C'est le point que les deux portées d'électricité et de mécanique de ce site soulèvent sans avoir la place de l'approfondir : vérifier chaque unité du bordereau individuellement, pas seulement les premières qui semblent établir un motif. En pratique, cela veut dire construire une petite matrice avant de chiffrer — une ligne par appareil, une colonne chacune pour démarreur, VFD, sectionneur, détecteur de fumée et câblage d'asservissement — et pour chaque case, inscrire fourni-par et câblé-par exactement comme le devis le formule pour cette unité précise, jamais déduit de l'unité précédente. Croisez trois documents en le faisant : les notes propres du bordereau d'équipement, les notes générales de la Division 26 (qui font parfois une affirmation générale qui prime sur le bordereau, ou le contredit discrètement), et les notes d'alarme incendie de la Division 28 si l'appel d'offres porte sa propre portée d'alarme incendie distincte.

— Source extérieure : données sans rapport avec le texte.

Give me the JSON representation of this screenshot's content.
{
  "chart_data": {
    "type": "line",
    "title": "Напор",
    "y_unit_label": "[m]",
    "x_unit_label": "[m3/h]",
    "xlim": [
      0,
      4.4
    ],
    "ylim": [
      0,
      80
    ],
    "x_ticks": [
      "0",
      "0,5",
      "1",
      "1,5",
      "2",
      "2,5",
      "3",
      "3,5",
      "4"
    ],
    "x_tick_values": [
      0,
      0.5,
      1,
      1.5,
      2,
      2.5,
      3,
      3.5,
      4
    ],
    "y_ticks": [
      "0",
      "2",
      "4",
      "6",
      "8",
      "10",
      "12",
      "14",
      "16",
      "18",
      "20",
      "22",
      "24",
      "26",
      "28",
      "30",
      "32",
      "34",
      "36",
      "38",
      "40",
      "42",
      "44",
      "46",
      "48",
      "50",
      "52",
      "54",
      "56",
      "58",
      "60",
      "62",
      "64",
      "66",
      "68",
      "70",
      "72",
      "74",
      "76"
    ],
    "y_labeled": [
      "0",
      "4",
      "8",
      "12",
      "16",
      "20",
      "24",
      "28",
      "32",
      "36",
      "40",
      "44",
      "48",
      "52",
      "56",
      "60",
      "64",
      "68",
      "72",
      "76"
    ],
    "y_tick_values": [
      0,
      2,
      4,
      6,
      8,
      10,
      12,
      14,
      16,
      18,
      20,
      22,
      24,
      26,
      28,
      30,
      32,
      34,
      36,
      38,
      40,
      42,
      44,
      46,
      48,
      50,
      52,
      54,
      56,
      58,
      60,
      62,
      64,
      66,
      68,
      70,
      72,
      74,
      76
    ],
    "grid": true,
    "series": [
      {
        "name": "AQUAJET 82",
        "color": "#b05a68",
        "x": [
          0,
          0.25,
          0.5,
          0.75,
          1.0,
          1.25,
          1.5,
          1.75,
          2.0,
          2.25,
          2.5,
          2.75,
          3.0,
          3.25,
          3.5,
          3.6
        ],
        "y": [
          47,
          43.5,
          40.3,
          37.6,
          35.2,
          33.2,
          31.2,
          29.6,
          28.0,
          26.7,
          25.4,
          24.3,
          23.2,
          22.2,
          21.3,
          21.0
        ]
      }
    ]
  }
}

Une case vide n'est un défaut dans aucune direction — c'est un trou, et il va sur la liste des demandes de renseignements avant d'aller dans la soumission.

Ce que ça coûte quand c'est manqué

Le mode de défaillance est rarement spectaculaire au moment de la soumission — c'est un trou silencieux qui refait surface des mois plus tard. Une version courante : un bordereau de base d'unités de toiture porte des VFD fournis et câblés par l'électricité ; quatre ventilateurs d'extraction ajoutés par addenda portent la note inverse, et l'estimateur en mécanique, lisant l'addenda rapidement contre le motif déjà chiffré, ne revérifie jamais l'assignation. Personne ne porte les quatre variateurs. Au mieux, ça ressort à la revue des fiches techniques — une resoumission, et une course pour chiffrer quatre VFD à délai de livraison court. Au pire, ça ressort à la mise en service, quand le panneau censé les recevoir est vide et que l'unité ne peut pas être commissionnée. Un asservissement de détecteur manqué est pire côté échéancier — invisible jusqu'à l'essai de vérification d'alarme incendie, et un essai échoué bloque l'occupation : le genre de retard qui se traduit en dommages-intérêts fixés d'avance, pas seulement en avenant.

Une feuille de travail de bordereau

Cinq colonnes, vérifiées contre trois documents, pour chaque unité du bordereau :

ÉlémentÀ vérifier par unitéOù chercher
Démarreur de moteurFourni par / monté par / câblé par — trois questions distinctes, pas uneNote du bordereau d'équipement, notes générales Division 26
VFDRaccordement de puissance et le raccordement distinct de commande de vitesse vers le BASBordereau d'équipement, section contrôles Division 23, Division 26
SectionneurMonté en usine (défaut mécanique) c. installé sur chantier (défaut électrique) — et fusible ou nonBordereau d'équipement, Division 26
Détecteur de fuméeQui monte le boîtier, qui fournit l'appareil, qui le câble au panneau d'alarme incendieDétails de conduits mécaniques, portée d'alarme incendie, Division 26
Asservissement registre/ventilateurL'actionneur physique c. le fil d'asservissement basse tension — des propriétaires différents sont courantsSection contrôles mécaniques, Division 26, notes d'alarme incendie

Rien de tout ça n'est une lecture exotique. C'est le bordereau d'équipement, travaillé avec la même discipline unité par unité que le bordereau des panneaux électriques, croisé contre deux ou trois sections de notes générales plutôt que pris tel quel — exactement le genre de vérification qu'un bordereau de cent unités rend assez fastidieuse pour être sautée, ce qui est justement la raison pour laquelle elle continue de coûter cher.